Consider the remarkable fact that more than 90 percent of those infected with HIV don't know of their condition. On first blush, that may seem non-significant -- their death sentence will be rendered later, after all, so it all comes out in the wash. Not so. In addition to the obvious danger that the afflicted could, in their ignorance, spread the disease, retroviral treatment reduces the viral load in their blood and renders sexual transmission a near-impossibility.
This proves as true in society as it does in the laboratory -- data out of British Columbia shows that after the widespread adoption of triple therapy (the standard retroviral treatment of three drugs), new cases plummeted, even while cases of syphilis rose, indicating little if any decrease in risky sexual behavior. Indeed, Julio Montaner, the director of British Columbia's AIDS center, has constructed a mathematical model showing that full identification and treatment of all AIDS cases would, by 2050, reduce new cases worldwide to nearly nothing.
But despite the efficacy of such therapies (and the heartening development of countless new ones), the world's governments are radically underfunding the response to the crisis. The United States, for all its touted concern over the catastrophe, contributed a mere $2.1 billion in 2005. And our G-8 partners, for all their humanitarian rhetoric, did no better (and some did much worse). In 2005, global contributions were $3.3 billion beneath estimated need; in 2006, there will be a $6 billion shortfall; and by 2008, that gap will reach $12.1 billion. Hopefully, extra-governmental actors, like the Bill and Melinda Gates Foundation, will make up much, or all, of the gap, but that is by no means assured, and it should not be necessary.

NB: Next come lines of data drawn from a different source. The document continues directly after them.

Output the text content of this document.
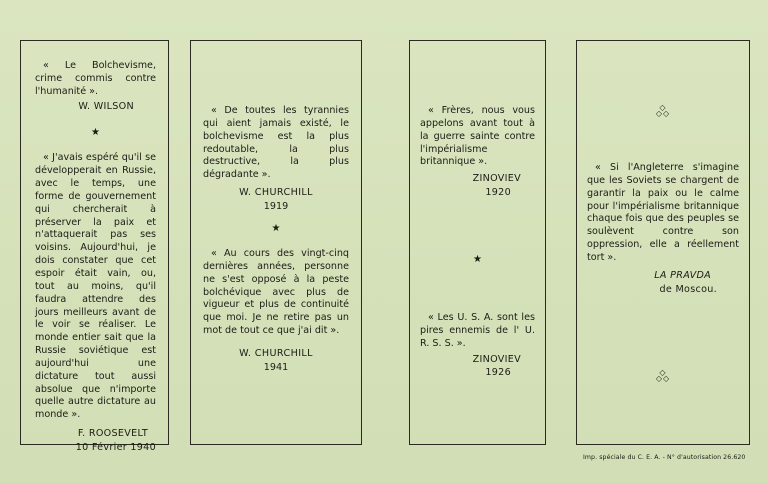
« Le Bolchevisme, crime commis contre l'humanité ».

W. WILSON

★

« J'avais espéré qu'il se développerait en Russie, avec le temps, une forme de gouvernement qui chercherait à préserver la paix et n'attaquerait pas ses voisins. Aujourd'hui, je dois constater que cet espoir était vain, ou, tout au moins, qu'il faudra attendre des jours meilleurs avant de le voir se réaliser. Le monde entier sait que la Russie soviétique est aujourd'hui une dictature tout aussi absolue que n'importe quelle autre dictature au monde ».

F. ROOSEVELT

10 Février 1940

« De toutes les tyrannies qui aient jamais existé, le bolchevisme est la plus redoutable, la plus destructive, la plus dégradante ».

W. CHURCHILL

1919

★

« Au cours des vingt-cinq dernières années, personne ne s'est opposé à la peste bolchévique avec plus de vigueur et plus de continuité que moi. Je ne retire pas un mot de tout ce que j'ai dit ».

W. CHURCHILL

1941

« Frères, nous vous appelons avant tout à la guerre sainte contre l'impérialisme britannique ».

ZINOVIEV

1920

★

« Les U. S. A. sont les pires ennemis de l' U. R. S. S. ».

ZINOVIEV

1926

◇
◇◇

« Si l'Angleterre s'imagine que les Soviets se chargent de garantir la paix ou le calme pour l'impérialisme britannique chaque fois que des peuples se soulèvent contre son oppression, elle a réellement tort ».

LA PRAVDA

de Moscou.

◇
◇◇
Imp. spéciale du C. E. A. - N° d'autorisation 26.620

This is a place where, for comparatively little money, America could save literally millions of lives. Alas, the task will not be conventionally heroic; it does not involve special forces, or heavy artillery, or grueling battles. It will not make for a good Michael Bay movie. For that reason, it does not seem to excite the world's political players or popular pundits -- it does not allow them to posture, or to wield moral superiority like a bludgeon against their ideological opponents. All agree that we should help Africa (not to mention China, Russia, and India); it is just that few are willing to demand it, much less keep demanding it, day after day, as many do when it comes to beating the drums of war.
It doesn't have to be that way. It shouldn't be that way. Listen to Stephen Lewis, and begin demanding.